Czerwinski, M., Gage, D. W., Gemmell, J., Marshall, C. C., Perez-Quinones, M. A., Skeels, M. M., and Catarci, T. (2006). Digital memories in an era of ubiquitous computing and abundant storage. Commun. ACM, 49(1):44–50.

More on MyLifeBits and similar Microsoft Research projects. "Here, we discuss what we might do with a life’s worth of digital memories and the applications that might prove useful" (p.46). The authors mention time management as one reason for keeping this sort of record (p.47) and provide a useful charted comparison of various logging genres and users (p.47). And they point out that "Genres and interactions that were formerly transient have become relatively permanent simply because keeping them is not only possible but easy and cheap" (p.50).

Gemmell, J., Bell, G., and Lueder, R. (2006). MyLifeBits: A personal database for everything. Commun. ACM, 49(1):88–95.

The story of this project. Describes it as a surrogate memory. Mentions using RSS to insert events into MyLifeBits -- but RSS from "professional organizations," not from other users or casual services. They admit that users are unwilling and unable to classify all information, and critique the scaling limitatyions of flat tagging systems.
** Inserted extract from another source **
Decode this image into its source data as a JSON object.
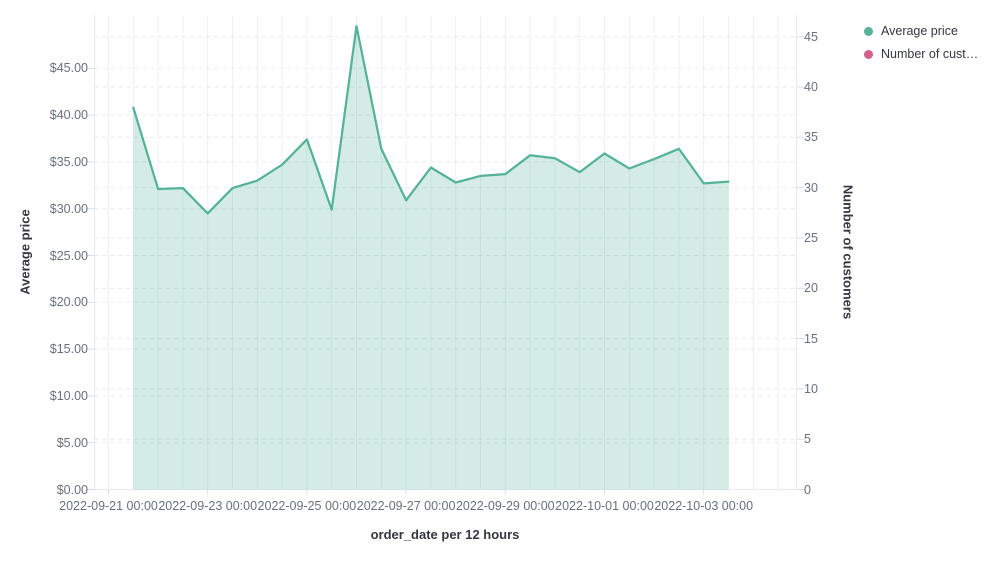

Smale, S. and Greenberg, S. (2006). Transient Life: Collecting and sharing personal information. In OZCHI ’06: Proceedings of the 20th conference of the computer-human interaction special interest group (CHISIG) of Australia on Computer-human interaction: design: activities, artefacts and environments, pages 31–38, New York, NY, USA. ACM Press.

Transient Life is a system that lets people gather transient information and share it with others. It has a client-side architecture consisting of a modular sidebar with a history calendar, IM names, Today messages, blogs, and profiles. It dynamically maintains activity logs and to-do lists. Transient Life allows broadcasting, but no collaborative orientation or visualization.